Cooking with Perl

Editor’s note: The new edition of Perl Cookbook is about to hit store shelves, so to trumpet its release, we offer some recipes–new to the second edition–for your sampling pleasure. This week’s excerpts include recipes from Chapter 6 (“Pattern Matching”) and Chapter 8 (“File Contents”). And be sure to check back here in the coming weeks for more new recipes on topics such as using SQL without a database server, extracting table data, templating with HTML::Mason, and more.

Sample Recipe: Matching Nested Patterns

Problem

You want to match a nested set of enclosing delimiters, such as the arguments to a function call.

Solution

Use match-time pattern interpolation, recursively:

my $np;
$np = qr{
           \(
           (?:
              (?> [^(  )]+ )    # Non-capture group w/o backtracking
            |
              (??{ $np })     # Group with matching parens
           )*
           \)
        }x;

Or use the Text::Balanced module’s extract_bracketed function.

Discussion

The $(??{CODE}) construct runs the code and interpolates the string that the code returns right back into the pattern. A simple, non-recursive example that matches palindromes demonstrates this:

if ($word =~ /^(\w+)\w?(??{reverse $1})$/ ) {
    print "$word is a palindrome.\n";
}

Consider a word like “reviver”, which this pattern correctly reports as a palindrome. The $1 variable contains "rev" partway through the match. The optional word character following catches the "i". Then the code reverse $1 runs and produces "ver", and that result is interpolated into the pattern.
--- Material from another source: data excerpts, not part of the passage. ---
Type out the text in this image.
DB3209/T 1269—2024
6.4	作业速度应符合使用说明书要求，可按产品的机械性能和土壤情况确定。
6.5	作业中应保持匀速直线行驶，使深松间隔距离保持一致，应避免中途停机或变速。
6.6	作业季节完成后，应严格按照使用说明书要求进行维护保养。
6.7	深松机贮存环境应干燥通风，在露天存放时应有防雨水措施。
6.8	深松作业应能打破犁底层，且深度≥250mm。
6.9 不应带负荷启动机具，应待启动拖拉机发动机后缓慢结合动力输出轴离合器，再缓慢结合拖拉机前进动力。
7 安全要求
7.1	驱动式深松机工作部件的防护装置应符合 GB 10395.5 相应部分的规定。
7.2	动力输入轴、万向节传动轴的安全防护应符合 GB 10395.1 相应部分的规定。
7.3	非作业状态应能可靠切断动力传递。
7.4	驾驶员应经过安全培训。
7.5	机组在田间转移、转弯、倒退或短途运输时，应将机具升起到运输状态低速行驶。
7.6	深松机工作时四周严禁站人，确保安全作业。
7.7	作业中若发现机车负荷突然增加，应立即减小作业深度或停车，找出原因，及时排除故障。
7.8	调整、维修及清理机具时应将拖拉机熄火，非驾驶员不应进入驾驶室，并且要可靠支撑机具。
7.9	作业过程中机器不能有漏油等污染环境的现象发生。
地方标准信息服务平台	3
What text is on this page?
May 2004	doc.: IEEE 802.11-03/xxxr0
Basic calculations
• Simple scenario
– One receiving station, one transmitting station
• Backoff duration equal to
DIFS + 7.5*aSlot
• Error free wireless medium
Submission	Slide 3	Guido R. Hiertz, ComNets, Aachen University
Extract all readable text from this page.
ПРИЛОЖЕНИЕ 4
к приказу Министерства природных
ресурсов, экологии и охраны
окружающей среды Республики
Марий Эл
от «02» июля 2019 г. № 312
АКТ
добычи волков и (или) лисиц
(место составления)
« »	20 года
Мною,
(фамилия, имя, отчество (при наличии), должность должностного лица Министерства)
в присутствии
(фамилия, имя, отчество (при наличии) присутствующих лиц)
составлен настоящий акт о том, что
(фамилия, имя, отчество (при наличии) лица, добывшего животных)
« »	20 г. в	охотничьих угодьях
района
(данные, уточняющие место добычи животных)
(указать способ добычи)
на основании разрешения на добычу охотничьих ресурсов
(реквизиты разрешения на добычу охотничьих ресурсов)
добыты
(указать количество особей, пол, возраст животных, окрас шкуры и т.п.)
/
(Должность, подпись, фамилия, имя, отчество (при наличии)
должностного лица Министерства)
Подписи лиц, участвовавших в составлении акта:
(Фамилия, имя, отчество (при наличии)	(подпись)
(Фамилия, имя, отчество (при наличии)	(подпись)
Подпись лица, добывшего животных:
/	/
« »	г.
For matching something balanced, you need to recurse, which is a bit tricker. A compiled pattern that uses (??{CODE}) can refer to itself. The pattern given in the Solution matches a set of nested parentheses, however deep they may go. Given the value of $np in that pattern, you could use it like this to match a function call:

$text = "myfunfun(1,(2*(3+4)),5)";
$funpat = qr/\w+$np/;   # $np as above
$text =~ /^$funpat$/;   # Matches!

You’ll find many CPAN modules that help with matching (parsing) nested strings. The Regexp::Common module supplies canned patterns that match many of the tricker strings. For example:

use Regexp::Common;
$text = "myfunfun(1,(2*(3+4)),5)";
if ($text =~ /(\w+\s*$RE{balanced}{-parens=>'(  )'})/o) {
  print "Got function call: $1\n";
}

Other patterns provided by that module match numbers in various notations and quote-delimited strings:

$RE{num}{int}
$RE{num}{real}
$RE{num}{real}{'-base=2'}{'-sep=,'}{'-group=3'}
$RE{quoted}
$RE{delimited}{-delim=>'/'}

The standard (as of v5.8) Text::Balanced module provides a general solution to this problem.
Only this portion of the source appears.